Les trois furent sortis de leur rêverie par une jeune femme rousse, qui les appelait depuis le perron du Terrier. C’était Ginny Weasley, la sœur de Ron, mais aussi la petite amie d’Harry. Les trois se levèrent péniblement des chaises de jardin dans lesquelles ils s‘étaient assoupis, et la rejoignirent à l’intérieur.

Ils se retrouvèrent alors dans la cuisine de la maison, en compagnie d’autres membres de la famille Weasley. Leur mère Molly faisait de grands mouvements de baguette pour éplucher des pommes de terre alors que son mari Arthur mettait la table avec un de leur fils, George.

Le frère jumeau de ce dernier, Fred, avait été tué lors de la bataille de Poudlard, laissant un grand vide dans la famille. Mais George continuait de parler de Fred en riant, affirmant que c’est ce que ce dernier aurait voulu. Leurs trois autres grands frères étaient tous absents, vacant à leurs occupations respectives. Charlie s’occupait de dragons en Roumanie, Bill s’était installé à Leicester avec sa femme Fleur Delacour, et Percy s’affairait à rétablir les institutions du ministère de la magie.

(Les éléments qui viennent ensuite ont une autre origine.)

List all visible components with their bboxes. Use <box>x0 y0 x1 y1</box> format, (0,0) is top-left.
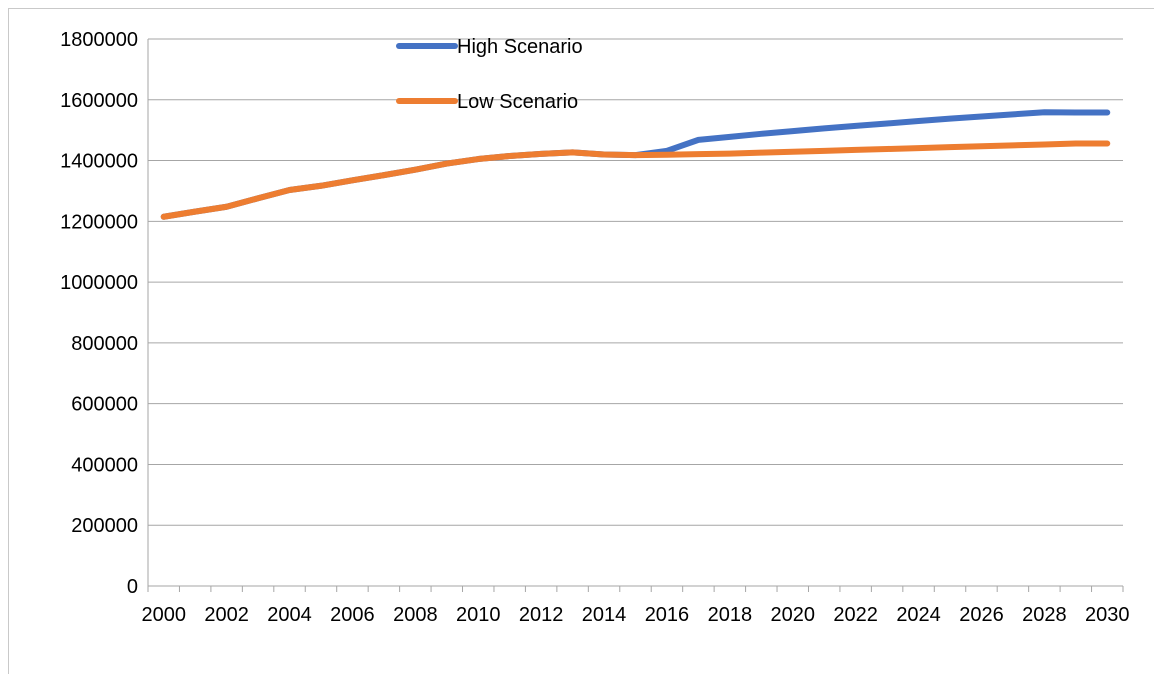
line-chart: 0 200000 400000 600000 800000 1000000 1200000 1… <box>60 29 1129 626</box>
y-tick-label: 800000 <box>71 333 138 355</box>
y-tick-label: 0 <box>127 576 138 598</box>
x-tick-label: 2018 <box>708 604 753 626</box>
chart-frame: 0 200000 400000 600000 800000 1000000 1200000 1… <box>8 8 1154 674</box>
x-tick-label: 2012 <box>519 604 564 626</box>
y-tick-label: 1800000 <box>60 29 138 51</box>
x-tick-label: 2024 <box>896 604 941 626</box>
x-tick-label: 2006 <box>330 604 375 626</box>
series-line-high <box>160 109 1111 220</box>
y-tick-label: 1000000 <box>60 272 138 294</box>
x-tick-label: 2010 <box>456 604 501 626</box>
legend-label: High Scenario <box>457 36 583 58</box>
x-tick-label: 2002 <box>204 604 249 626</box>
y-tick-label: 1600000 <box>60 90 138 112</box>
series-line-low <box>160 140 1111 220</box>
series-lines <box>160 109 1111 220</box>
legend: High Scenario Low Scenario <box>396 36 583 113</box>
x-tick-label: 2000 <box>141 604 186 626</box>
y-tick-label: 200000 <box>71 515 138 537</box>
x-tick-label: 2016 <box>645 604 690 626</box>
x-tick-label: 2008 <box>393 604 438 626</box>
axes: 0 200000 400000 600000 800000 1000000 1200000 1… <box>60 29 1129 626</box>
x-tick-label: 2020 <box>771 604 816 626</box>
x-tick-label: 2014 <box>582 604 627 626</box>
x-tick-label: 2028 <box>1022 604 1067 626</box>
x-tick-label: 2030 <box>1085 604 1130 626</box>
x-tick-label: 2022 <box>833 604 878 626</box>
gridlines <box>148 38 1123 526</box>
y-tick-label: 400000 <box>71 454 138 476</box>
x-tick-label: 2026 <box>959 604 1004 626</box>
y-tick-label: 600000 <box>71 394 138 416</box>
legend-label: Low Scenario <box>457 91 578 113</box>
x-tick-label: 2004 <box>267 604 312 626</box>
y-tick-label: 1400000 <box>60 151 138 173</box>
y-tick-label: 1200000 <box>60 211 138 233</box>
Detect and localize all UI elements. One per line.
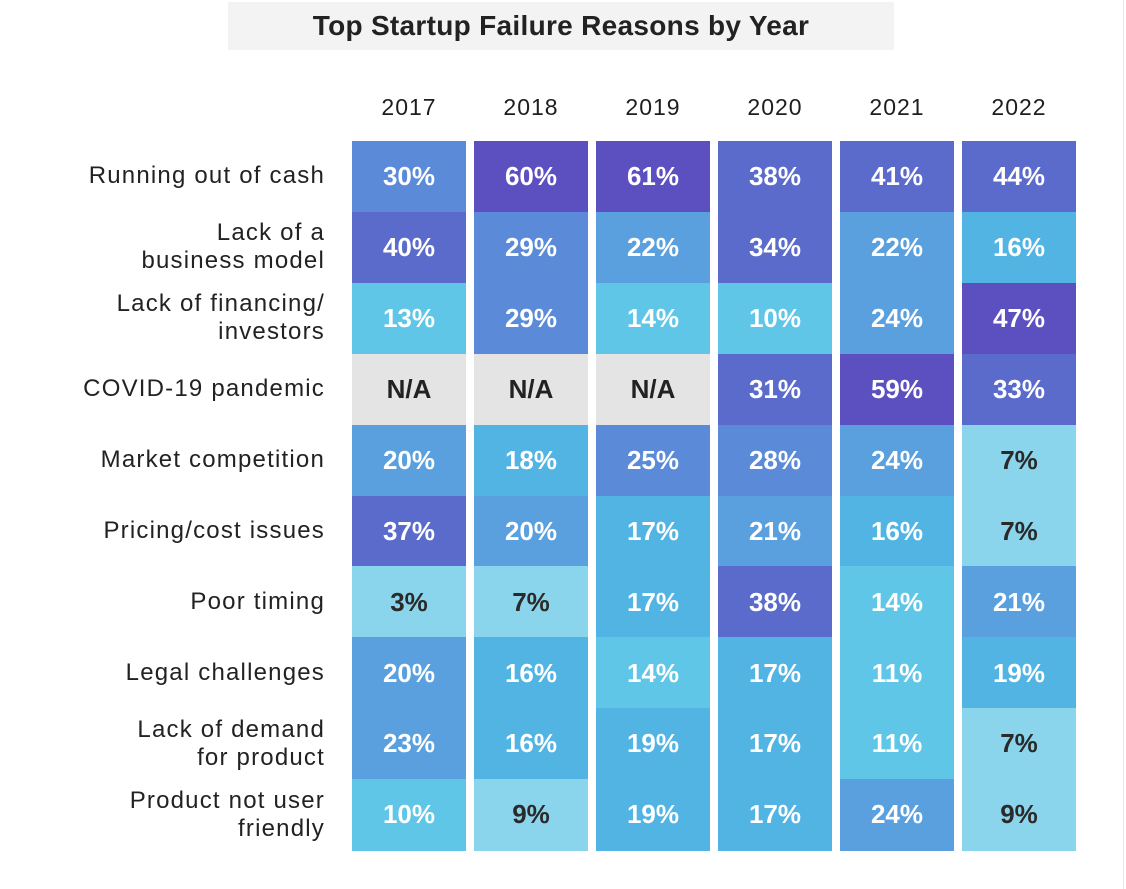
heatmap-cell: 19% [596, 708, 710, 780]
title-bar: Top Startup Failure Reasons by Year [228, 2, 894, 50]
heatmap-cell: 61% [596, 141, 710, 213]
heatmap-cell: 24% [840, 424, 954, 497]
heatmap-cell: N/A [352, 353, 466, 426]
heatmap-cell: 7% [474, 566, 588, 638]
heatmap-cell: 33% [962, 353, 1076, 426]
row-label: COVID-19 pandemic [20, 354, 325, 425]
row-label: Lack of financing/ investors [20, 283, 325, 354]
heatmap-cell: 40% [352, 211, 466, 284]
row-label: Poor timing [20, 566, 325, 637]
heatmap-cell: 11% [840, 708, 954, 780]
heatmap-cell: 9% [962, 779, 1076, 851]
heatmap-cell: 14% [596, 282, 710, 355]
heatmap-cell: 16% [962, 211, 1076, 284]
heatmap-cell: 19% [962, 637, 1076, 709]
heatmap-cell: 22% [840, 211, 954, 284]
heatmap-cell: 29% [474, 211, 588, 284]
row-label: Running out of cash [20, 141, 325, 212]
heatmap-cell: 47% [962, 282, 1076, 355]
row-label: Product not user friendly [20, 779, 325, 850]
heatmap-cell: 44% [962, 141, 1076, 213]
row-label-text: Running out of cash [88, 162, 325, 190]
chart-title: Top Startup Failure Reasons by Year [312, 10, 810, 41]
heatmap-cell: N/A [474, 353, 588, 426]
heatmap-cell: 60% [474, 141, 588, 213]
heatmap-cell: 59% [840, 353, 954, 426]
heatmap-cell: 20% [474, 495, 588, 567]
heatmap-cell: 3% [352, 566, 466, 638]
heatmap-cell: 17% [718, 708, 832, 780]
heatmap-cell: 30% [352, 141, 466, 213]
heatmap-cell: 9% [474, 779, 588, 851]
heatmap-cell: 17% [718, 779, 832, 851]
row-label: Pricing/cost issues [20, 496, 325, 567]
heatmap-cell: 17% [596, 566, 710, 638]
heatmap-cell: 23% [352, 708, 466, 780]
heatmap-cell: 7% [962, 708, 1076, 780]
heatmap-cell: 18% [474, 424, 588, 497]
row-label: Legal challenges [20, 637, 325, 708]
heatmap-cell: 20% [352, 637, 466, 709]
heatmap-cell: 10% [352, 779, 466, 851]
right-edge-divider [1123, 0, 1124, 889]
row-label: Lack of a business model [20, 212, 325, 283]
row-label: Lack of demand for product [20, 708, 325, 779]
heatmap-cell: 17% [718, 637, 832, 709]
heatmap-cell: 16% [840, 495, 954, 567]
heatmap-cell: 31% [718, 353, 832, 426]
heatmap-cell: 20% [352, 424, 466, 497]
heatmap-cell: 11% [840, 637, 954, 709]
heatmap-cell: 17% [596, 495, 710, 567]
heatmap-cell: 29% [474, 282, 588, 355]
heatmap-cell: 24% [840, 779, 954, 851]
heatmap-cell: 28% [718, 424, 832, 497]
row-label-text: Pricing/cost issues [103, 516, 325, 544]
heatmap-cell: 14% [840, 566, 954, 638]
heatmap-cell: 21% [718, 495, 832, 567]
heatmap-cell: 38% [718, 141, 832, 213]
heatmap-cell: 37% [352, 495, 466, 567]
heatmap-cell: 22% [596, 211, 710, 284]
column-header-2020: 2020 [747, 93, 803, 120]
row-label-text: Legal challenges [125, 658, 325, 686]
heatmap-cell: 7% [962, 495, 1076, 567]
row-label-text: COVID-19 pandemic [83, 375, 325, 403]
heatmap-cell: 16% [474, 708, 588, 780]
row-label-text: Poor timing [190, 587, 325, 615]
heatmap-cell: 21% [962, 566, 1076, 638]
column-header-2019: 2019 [625, 93, 681, 120]
heatmap-cell: 7% [962, 424, 1076, 497]
heatmap-cell: 38% [718, 566, 832, 638]
heatmap-cell: 10% [718, 282, 832, 355]
row-label-text: Market competition [100, 446, 325, 474]
heatmap-cell: 24% [840, 282, 954, 355]
heatmap-cell: N/A [596, 353, 710, 426]
heatmap-cell: 19% [596, 779, 710, 851]
column-header-2018: 2018 [503, 93, 559, 120]
column-header-2021: 2021 [869, 93, 925, 120]
heatmap-cell: 13% [352, 282, 466, 355]
heatmap-cell: 14% [596, 637, 710, 709]
column-header-2017: 2017 [381, 93, 437, 120]
heatmap-cell: 16% [474, 637, 588, 709]
heatmap-cell: 41% [840, 141, 954, 213]
row-label-text: Product not user friendly [129, 786, 325, 842]
row-label-text: Lack of financing/ investors [116, 290, 325, 346]
column-header-2022: 2022 [991, 93, 1047, 120]
heatmap-cell: 25% [596, 424, 710, 497]
row-label-text: Lack of a business model [141, 219, 325, 275]
row-label-text: Lack of demand for product [137, 715, 325, 771]
row-label: Market competition [20, 425, 325, 496]
heatmap-cell: 34% [718, 211, 832, 284]
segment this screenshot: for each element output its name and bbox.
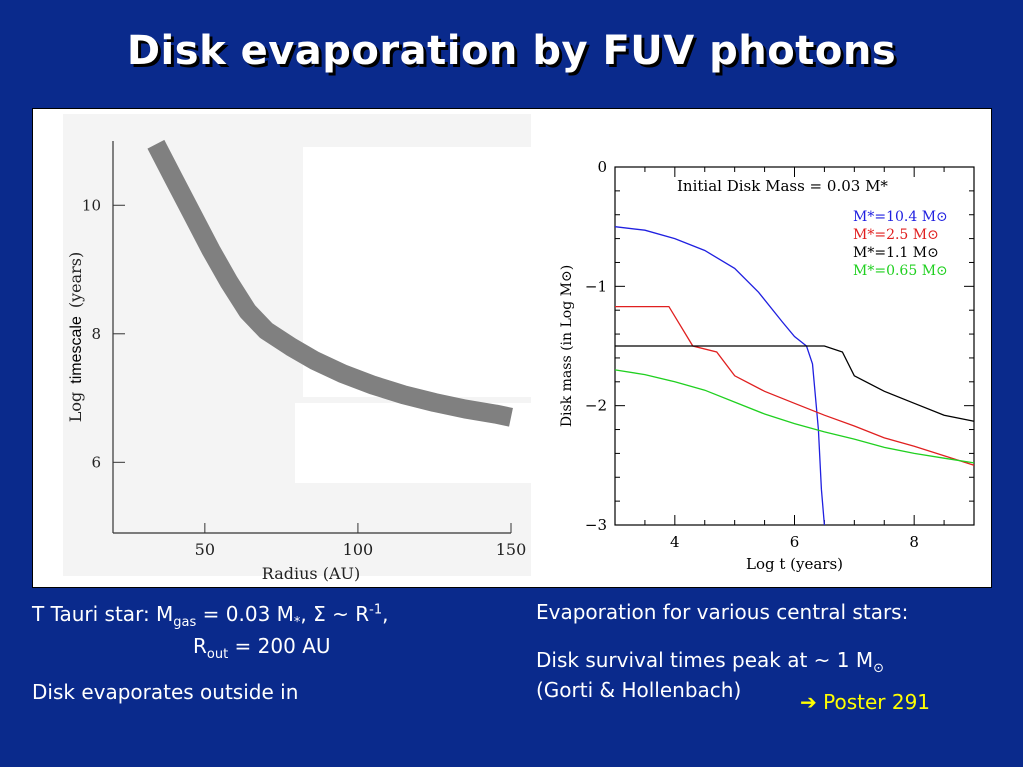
left-y-axis-label: Log timescale (years) [66, 252, 85, 422]
right-legend-entry: M*=1.1 M⊙ [853, 245, 939, 261]
arrow-icon: ➔ [800, 690, 817, 714]
right-chart-annotation: Initial Disk Mass = 0.03 M* [677, 177, 888, 195]
poster-reference: ➔ Poster 291 [800, 690, 930, 714]
right-series-line [615, 345, 975, 422]
caption-rout-value: = 200 AU [228, 634, 331, 658]
slide-title: Disk evaporation by FUV photons [126, 28, 897, 74]
caption-mid: = 0.03 M [196, 602, 294, 626]
charts-svg: 50 100 150 6 8 10 Radius (AU) Log timescale (year… [63, 114, 975, 583]
left-y-tick-label: 8 [91, 325, 101, 343]
left-y-axis-label-part: (years) [66, 252, 85, 308]
right-legend-entry: M*=2.5 M⊙ [853, 227, 939, 243]
left-y-tick-label: 10 [82, 196, 101, 214]
left-chart-white-patch [303, 147, 531, 397]
right-caption-line3: (Gorti & Hollenbach) [536, 678, 742, 702]
right-caption-line2: Disk survival times peak at ~ 1 M⊙ [536, 648, 884, 676]
right-caption-line1: Evaporation for various central stars: [536, 600, 909, 624]
caption-sub-gas: gas [173, 615, 197, 630]
caption-sub-out: out [206, 647, 229, 662]
left-x-tick-label: 100 [343, 540, 374, 559]
left-series-line [147, 139, 513, 427]
caption-star: * [293, 615, 301, 630]
right-y-tick-label: 0 [597, 158, 607, 176]
right-series-line [614, 226, 826, 526]
sun-symbol: ⊙ [873, 661, 885, 676]
left-caption-line1: T Tauri star: Mgas = 0.03 M*, Σ ~ R-1, [32, 602, 388, 630]
right-x-tick-label: 4 [670, 533, 680, 551]
right-legend-entry: M*=10.4 M⊙ [853, 209, 948, 225]
right-x-axis-label: Log t (years) [746, 555, 843, 573]
caption-sigma: , Σ ~ R [300, 602, 370, 626]
right-y-tick-label: −2 [585, 397, 607, 415]
right-y-tick-label: −3 [585, 516, 607, 534]
left-x-tick-label: 150 [496, 540, 527, 559]
right-x-tick-label: 6 [790, 533, 800, 551]
left-y-tick-label: 6 [91, 453, 101, 471]
caption-end: , [382, 602, 389, 626]
right-y-axis-label: Disk mass (in Log M⊙) [559, 265, 575, 427]
caption-sup: -1 [369, 602, 383, 618]
figure-panel: 50 100 150 6 8 10 Radius (AU) Log timescale (year… [32, 108, 992, 588]
poster-label: Poster 291 [823, 690, 931, 714]
right-x-tick-label: 8 [909, 533, 919, 551]
right-series-line [615, 305, 975, 466]
left-x-axis-label: Radius (AU) [262, 564, 360, 583]
right-legend-entry: M*=0.65 M⊙ [853, 263, 948, 279]
right-y-tick-label: −1 [585, 277, 607, 295]
caption-prefix: T Tauri star: M [32, 602, 174, 626]
survival-text: Disk survival times peak at ~ 1 M [536, 648, 874, 672]
right-series-line [614, 369, 975, 464]
left-y-axis-label-part: Log [66, 392, 85, 423]
left-caption-line3: Disk evaporates outside in [32, 680, 299, 704]
left-y-axis-label-part: timescale [68, 316, 85, 384]
caption-r: R [193, 634, 207, 658]
left-caption-line2: Rout = 200 AU [193, 634, 331, 662]
left-x-tick-label: 50 [195, 540, 215, 559]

Les Weasley, Hermione et Harry s’attablèrent et commencèrent à manger. Harry prit quelques bouchées de gratin de pommes de terre, écoutant les différentes conversations sans y prendre part. Ron, Ginny et George débattaient de la meilleure équipe de Quidditch des dix dernières années. Hermione et les deux parents Weasley discutaient quant à eux de la pertinence des mesures prises par le Ministère depuis la fin de la guerre.

Harry ne put réprimer un sourire en constatant qu’ils semblaient tous heureux, oubliant les tracas des derniers mois. La mort de Fred avait été dure à supporter, évidemment, mais la bonne humeur de George à ce propos avait convaincu toute la famille de reprendre leur vie sans s’effondrer. Harry savait que le jumeau souffrait de ce décès plus que personne, mais comprenait aussi que George ne pouvait mieux y réagir.

- Harry, t’es d’accord, non ? s’exclama Ginny.

Comme plus tôt dans la soirée, elle venait de le ramener à la réalité, lui qui s’était perdu dans ses pensées. Face à la mine interloquée d'Harry, Ginny répéta son affirmation :

- Les Montrose Magpies sont de loin la meilleure équipe de la décennie, tu confirmes ?

Harry ouvrit la bouche mais ne savait pas quoi dire. S’il était un très bon joueur de quidditch, il avait rarement eu l’occasion de suivre le championnat professionnel anglais. Ron le sauva finalement en reprenant le débat de plus belle.

- Pffff, n’importe quoi. Les Canons de Chudley sont largement au-dessus !

Cette équipe, par contre, Harry la connaissait. C’était celle que supportait Ron depuis son enfance, comme le témoignaient les posters animés de sa chambre ou le livre qu’il avait un jour offert à Harry.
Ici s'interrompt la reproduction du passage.